Il Commissario europeo: restrizioni possibili

Il Commissario europeo: restrizioni possibili, nuova quarantena no

I residenti dell’Unione europea non dovrebbero farsi prendere dal panico per l’emergere di un nuovo ceppo di coronavirus, ha affermato il commissario europeo per l’economia Paolo Gentiloni.

È possibile che i governi degli Stati membri dell’Unione Europea prevedano alcune restrizioni aggiuntive, ma non ci sarà una quarantena totale, ha affermato.

Le economie degli Stati membri dell’Unione Europea si sono già adattate a tali situazioni, ha affermato Gentiloni.

I paesi europei aiuteranno la Germania a combattere l’eccesso di infetti da covid-19.

Gli ospedali in Italia, Francia e Svizzera riceveranno cittadini tedeschi infetti da coronavirus. I medici tedeschi parlano della “drammatica situazione” con l’epidemia nel loro Paese.

Il personale degli ospedali locali non può più far fronte all’afflusso di sempre più contagiati e le autorità delle regioni della Germania accettano con gratitudine il sostegno dei paesi vicini.

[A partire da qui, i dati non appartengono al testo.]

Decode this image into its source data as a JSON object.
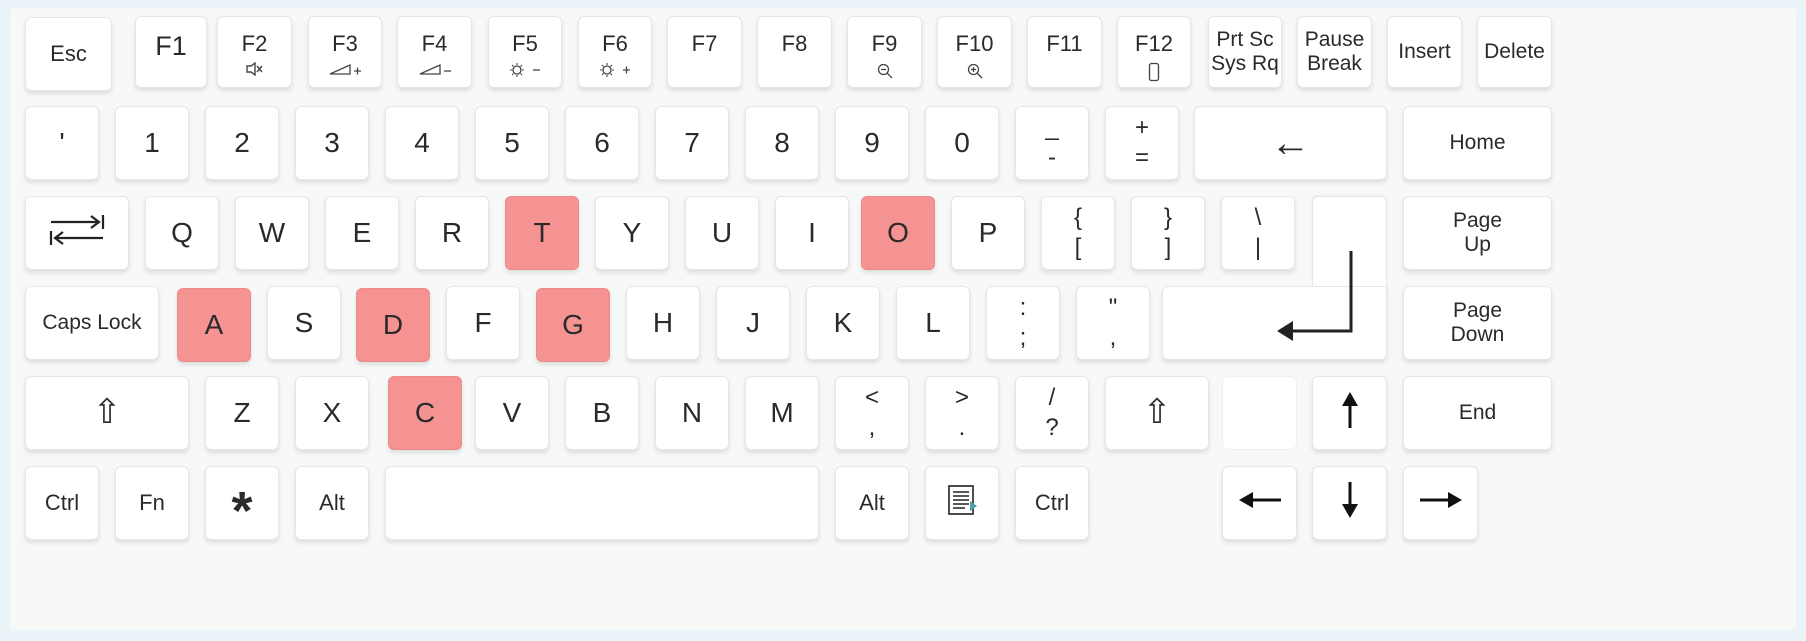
{
  "keyboard": {
    "highlight_color": "#f59393",
    "highlighted_keys": [
      "T",
      "O",
      "A",
      "D",
      "G",
      "C"
    ],
    "row0": {
      "esc": "Esc",
      "f1": "F1",
      "f2": "F2",
      "f2_icon": "mute-icon",
      "f3": "F3",
      "f3_icon": "volume-up-icon",
      "f4": "F4",
      "f4_icon": "volume-down-icon",
      "f5": "F5",
      "f5_icon": "brightness-down-icon",
      "f6": "F6",
      "f6_icon": "brightness-up-icon",
      "f7": "F7",
      "f8": "F8",
      "f9": "F9",
      "f9_icon": "zoom-out-icon",
      "f10": "F10",
      "f10_icon": "zoom-in-icon",
      "f11": "F11",
      "f12": "F12",
      "f12_icon": "phone-icon",
      "prtsc_1": "Prt Sc",
      "prtsc_2": "Sys Rq",
      "pause_1": "Pause",
      "pause_2": "Break",
      "insert": "Insert",
      "delete": "Delete"
    },
    "row1": {
      "backtick": "'",
      "k1": "1",
      "k2": "2",
      "k3": "3",
      "k4": "4",
      "k5": "5",
      "k6": "6",
      "k7": "7",
      "k8": "8",
      "k9": "9",
      "k0": "0",
      "minus_top": "_",
      "minus_bottom": "-",
      "equal_top": "+",
      "equal_bottom": "=",
      "backspace": "←",
      "home": "Home"
    },
    "row2": {
      "tab_icon": "tab-icon",
      "q": "Q",
      "w": "W",
      "e": "E",
      "r": "R",
      "t": "T",
      "y": "Y",
      "u": "U",
      "i": "I",
      "o": "O",
      "p": "P",
      "lbracket_top": "{",
      "lbracket_bottom": "[",
      "rbracket_top": "}",
      "rbracket_bottom": "]",
      "backslash_top": "\\",
      "backslash_bottom": "|",
      "pageup_1": "Page",
      "pageup_2": "Up"
    },
    "row3": {
      "caps": "Caps Lock",
      "a": "A",
      "s": "S",
      "d": "D",
      "f": "F",
      "g": "G",
      "h": "H",
      "j": "J",
      "k": "K",
      "l": "L",
      "semicolon_top": ":",
      "semicolon_bottom": ";",
      "quote_top": "\"",
      "quote_bottom": ",",
      "enter_icon": "enter-icon",
      "pagedown_1": "Page",
      "pagedown_2": "Down"
    },
    "row4": {
      "shift": "⇧",
      "z": "Z",
      "x": "X",
      "c": "C",
      "v": "V",
      "b": "B",
      "n": "N",
      "m": "M",
      "comma_top": "<",
      "comma_bottom": ",",
      "period_top": ">",
      "period_bottom": ".",
      "slash_top": "/",
      "slash_bottom": "?",
      "rshift": "⇧",
      "up_icon": "arrow-up-icon",
      "end": "End"
    },
    "row5": {
      "ctrl": "Ctrl",
      "fn": "Fn",
      "win": "*",
      "alt": "Alt",
      "ralt": "Alt",
      "menu_icon": "context-menu-icon",
      "rctrl": "Ctrl",
      "left_icon": "arrow-left-icon",
      "down_icon": "arrow-down-icon",
      "right_icon": "arrow-right-icon"
    }
  }
}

L’aumento dei contagi non ha lasciato scelta ai politici tedeschi: il governo federale tedesco ha convocato una riunione di crisi subito dopo la decisione della corte costituzionale.

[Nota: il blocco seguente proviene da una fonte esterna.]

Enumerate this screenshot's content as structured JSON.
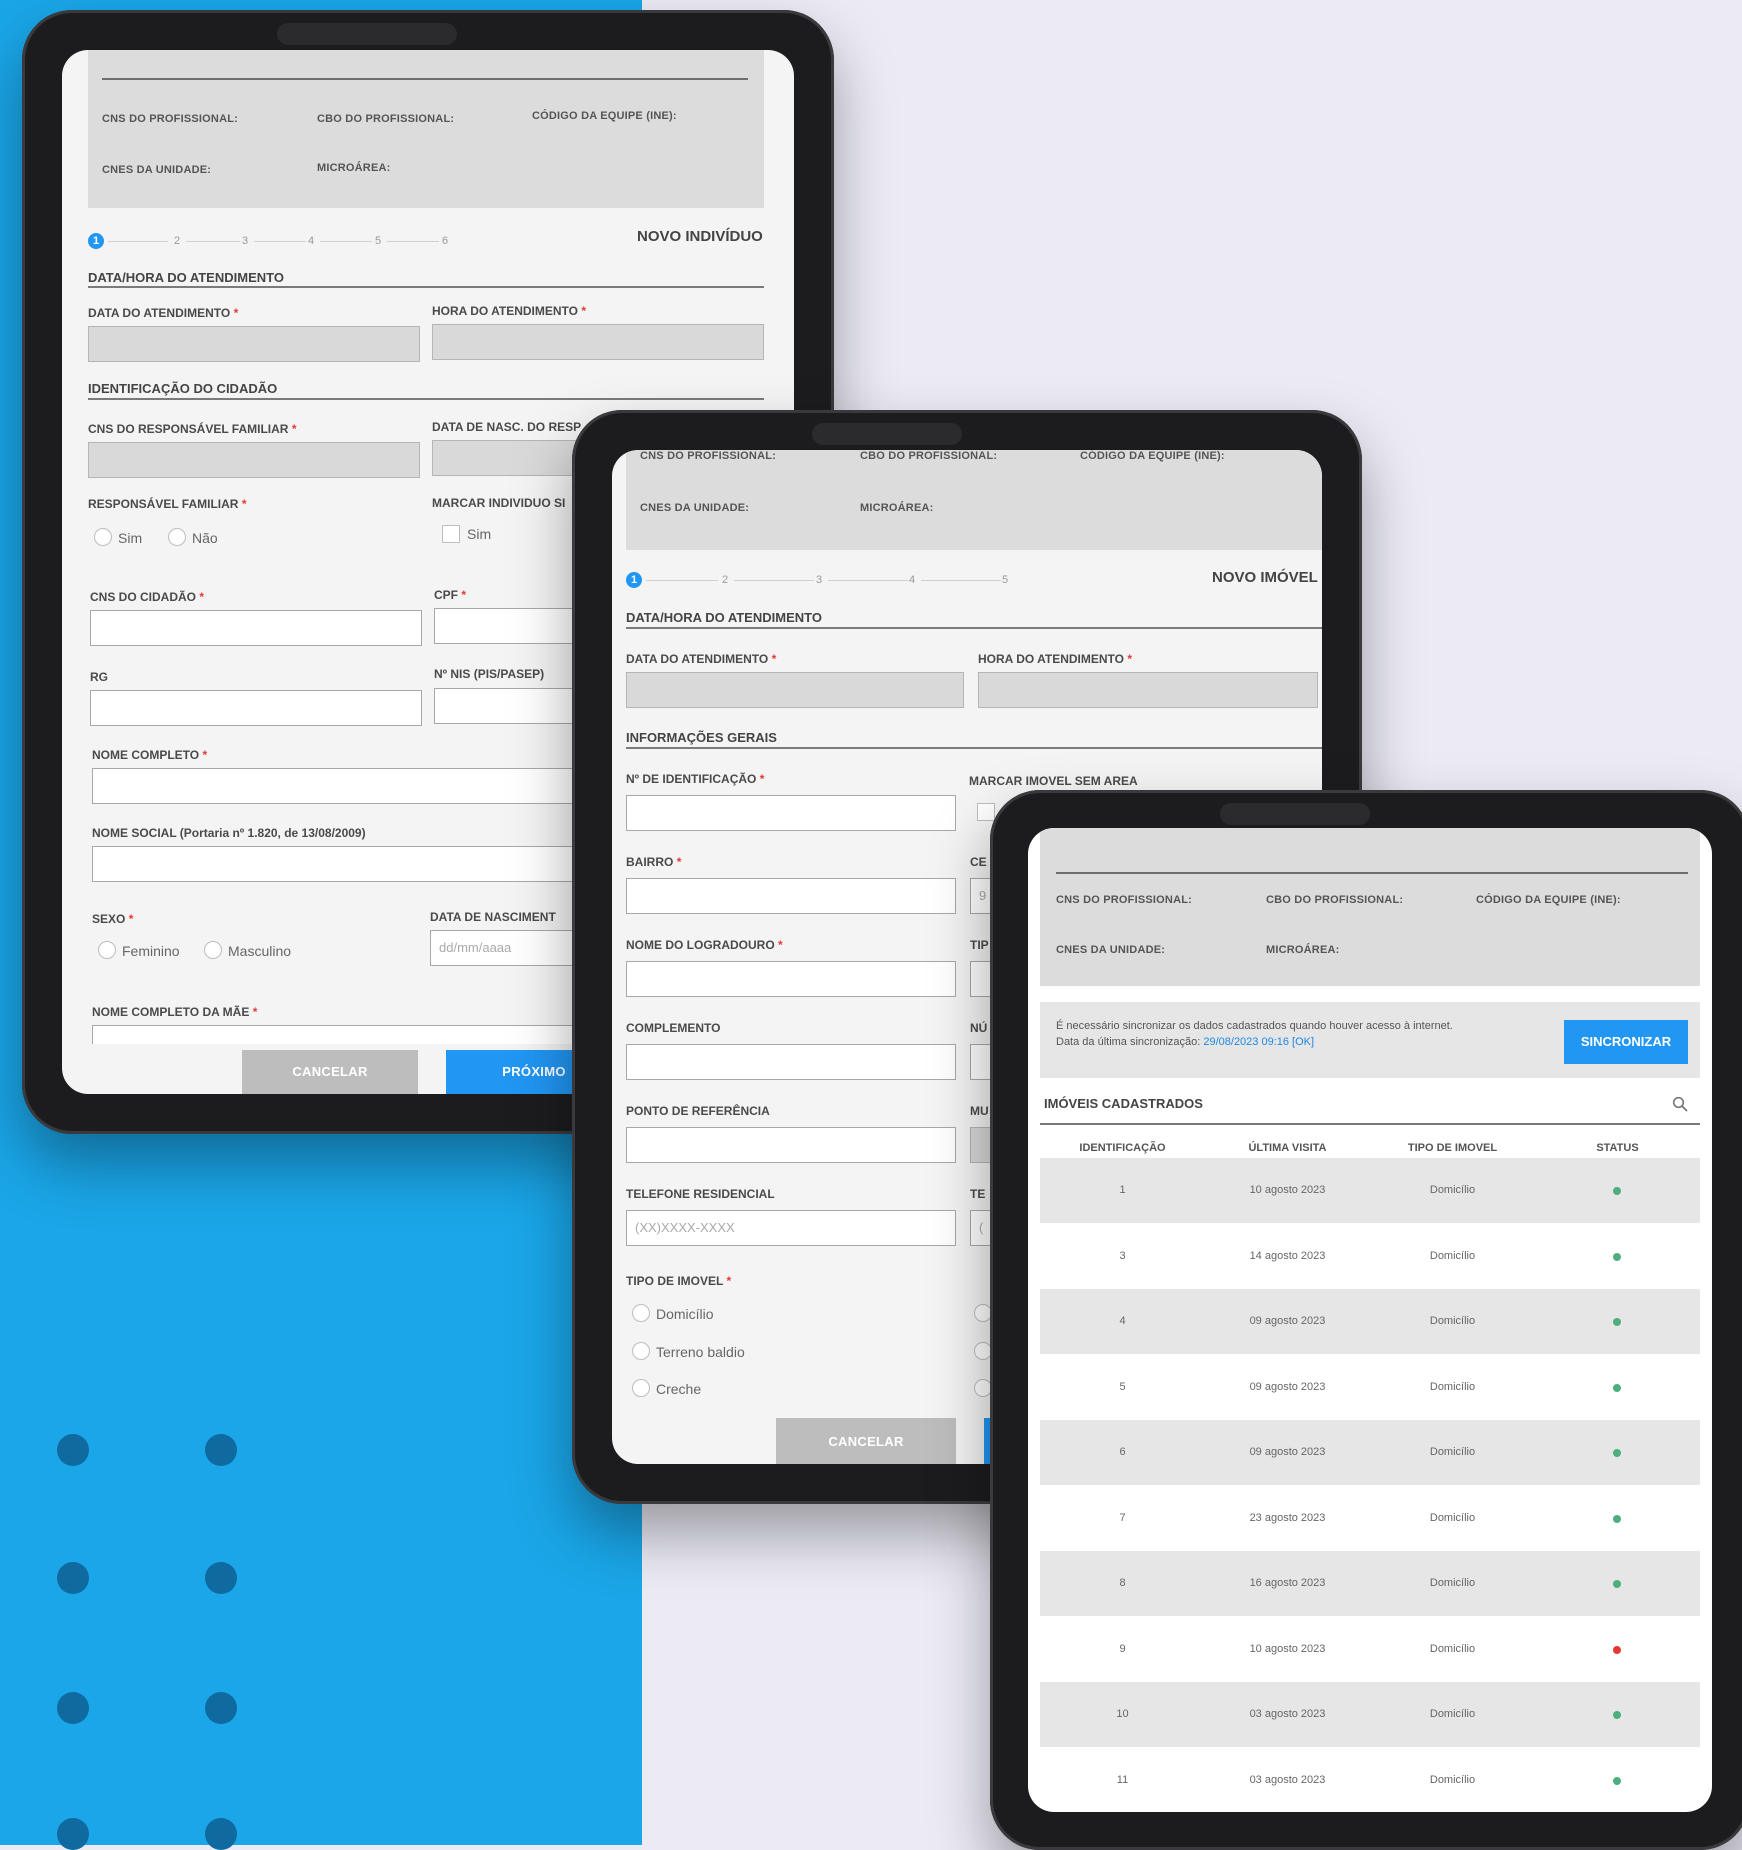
{
  "colors": {
    "accent": "#2196f3",
    "status_ok": "#4caf7d",
    "status_error": "#e53935"
  },
  "header": {
    "cns_profissional": "CNS DO PROFISSIONAL:",
    "cbo_profissional": "CBO DO PROFISSIONAL:",
    "codigo_equipe": "CÓDIGO DA EQUIPE (INE):",
    "cnes_unidade": "CNES DA UNIDADE:",
    "microarea": "MICROÁREA:"
  },
  "individuo_form": {
    "steps": [
      "1",
      "2",
      "3",
      "4",
      "5",
      "6"
    ],
    "title": "NOVO INDIVÍDUO",
    "section_datahora": "DATA/HORA DO ATENDIMENTO",
    "data_atendimento": "DATA DO ATENDIMENTO",
    "hora_atendimento": "HORA DO ATENDIMENTO",
    "section_identificacao": "IDENTIFICAÇÃO DO CIDADÃO",
    "cns_responsavel": "CNS DO RESPONSÁVEL FAMILIAR",
    "data_nasc_responsavel": "DATA DE NASC. DO RESP",
    "responsavel_familiar": "RESPONSÁVEL FAMILIAR",
    "opt_sim": "Sim",
    "opt_nao": "Não",
    "marcar_individuo": "MARCAR INDIVIDUO SI",
    "check_sim": "Sim",
    "cns_cidadao": "CNS DO CIDADÃO",
    "cpf": "CPF",
    "rg": "RG",
    "nis": "Nº NIS (PIS/PASEP)",
    "nome_completo": "NOME COMPLETO",
    "nome_social": "NOME SOCIAL (Portaria nº 1.820, de 13/08/2009)",
    "sexo": "SEXO",
    "opt_feminino": "Feminino",
    "opt_masculino": "Masculino",
    "data_nascimento": "DATA DE NASCIMENT",
    "data_placeholder": "dd/mm/aaaa",
    "nome_mae": "NOME COMPLETO DA MÃE",
    "cancel": "CANCELAR",
    "next": "PRÓXIMO"
  },
  "imovel_form": {
    "steps": [
      "1",
      "2",
      "3",
      "4",
      "5"
    ],
    "title": "NOVO IMÓVEL",
    "section_datahora": "DATA/HORA DO ATENDIMENTO",
    "data_atendimento": "DATA DO ATENDIMENTO",
    "hora_atendimento": "HORA DO ATENDIMENTO",
    "section_info": "INFORMAÇÕES GERAIS",
    "num_identificacao": "Nº DE IDENTIFICAÇÃO",
    "marcar_imovel": "MARCAR IMOVEL SEM AREA",
    "bairro": "BAIRRO",
    "cep": "CE",
    "cep_value": "9",
    "nome_logradouro": "NOME DO LOGRADOURO",
    "tipo_logradouro": "TIP",
    "complemento": "COMPLEMENTO",
    "numero": "NÚ",
    "ponto_referencia": "PONTO DE REFERÊNCIA",
    "municipio": "MU",
    "telefone_residencial": "TELEFONE RESIDENCIAL",
    "telefone_placeholder": "(XX)XXXX-XXXX",
    "telefone_contato": "TE",
    "telefone_contato_value": "(",
    "tipo_imovel": "TIPO DE IMOVEL",
    "opt_domicilio": "Domicílio",
    "opt_terreno": "Terreno baldio",
    "opt_creche": "Creche",
    "cancel": "CANCELAR"
  },
  "imoveis_list": {
    "sync_message": "É necessário sincronizar os dados cadastrados quando houver acesso à internet.",
    "last_sync_label": "Data da última sincronização:",
    "last_sync_value": "29/08/2023 09:16 [OK]",
    "sync_button": "SINCRONIZAR",
    "title": "IMÓVEIS CADASTRADOS",
    "search_icon": "search-icon",
    "columns": [
      "IDENTIFICAÇÃO",
      "ÚLTIMA VISITA",
      "TIPO DE IMOVEL",
      "STATUS"
    ],
    "rows": [
      {
        "id": "1",
        "visit": "10 agosto 2023",
        "type": "Domicílio",
        "status": "ok"
      },
      {
        "id": "3",
        "visit": "14 agosto 2023",
        "type": "Domicílio",
        "status": "ok"
      },
      {
        "id": "4",
        "visit": "09 agosto 2023",
        "type": "Domicílio",
        "status": "ok"
      },
      {
        "id": "5",
        "visit": "09 agosto 2023",
        "type": "Domicílio",
        "status": "ok"
      },
      {
        "id": "6",
        "visit": "09 agosto 2023",
        "type": "Domicílio",
        "status": "ok"
      },
      {
        "id": "7",
        "visit": "23 agosto 2023",
        "type": "Domicílio",
        "status": "ok"
      },
      {
        "id": "8",
        "visit": "16 agosto 2023",
        "type": "Domicílio",
        "status": "ok"
      },
      {
        "id": "9",
        "visit": "10 agosto 2023",
        "type": "Domicílio",
        "status": "error"
      },
      {
        "id": "10",
        "visit": "03 agosto 2023",
        "type": "Domicílio",
        "status": "ok"
      },
      {
        "id": "11",
        "visit": "03 agosto 2023",
        "type": "Domicílio",
        "status": "ok"
      }
    ]
  }
}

Il Commissario europeo: restrizioni possibili, nuova quarantena no

Durante la riunione del governo, la cancelliera in carica Angela Merkel e il suo successore designato, Olaf Scholz; vogliono informare 16 primi ministri della creazione di un gruppo di crisi per combattere il covid-19, che è ciò che vogliono i sostenitori di Svetofor.

Tuttavia, si prevede che dopo la sentenza del tribunale sulla legalità della “frenata di emergenza” federale e vista l’incidenza record, i funzionari esecutivi dovrebbero discutere anche di un possibile adeguamento della politica per contenere l’infezione da coronavirus.

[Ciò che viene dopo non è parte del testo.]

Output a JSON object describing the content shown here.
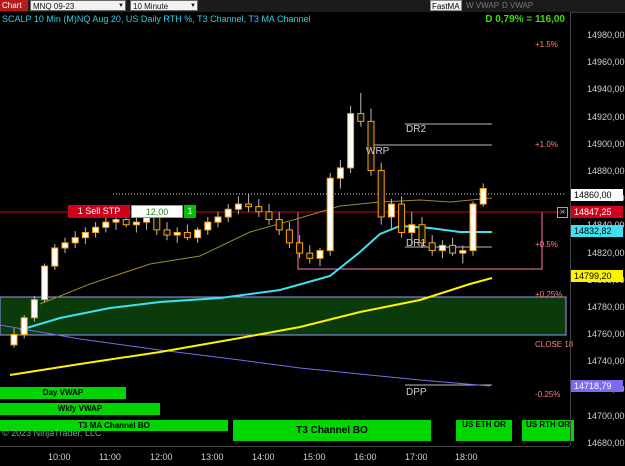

L’attuale capo della Cancelleria Helge Braun insiste ancora sulla “frenata di emergenza” per far fronte all’attuale situazione.

“In Germania ci troviamo in una situazione che abbiamo sempre voluto evitare: il nostro sistema sanitario è sovraccarico nelle regioni”, ha detto un portavoce della CDU.

“Abbiamo bisogno di un freno di emergenza ora, e ora ogni giorno conta. Questo è l’unico modo per ridurre i contagi entro Natale.

L’obiettivo dovrebbe essere quello di ridurre i contatti dal 60 al 70 percento nelle regioni ad alta incidenza “, ha affermato Brown.

Anche il leader dei Verdi Robert Habek ritiene che misure più severe siano inevitabili. “È chiaro cosa deve succedere: i contatti devono essere ridotti, il 2G deve essere introdotto su scala nazionale senza fallo per tutte le agenzie governative”, ha affermato Habek.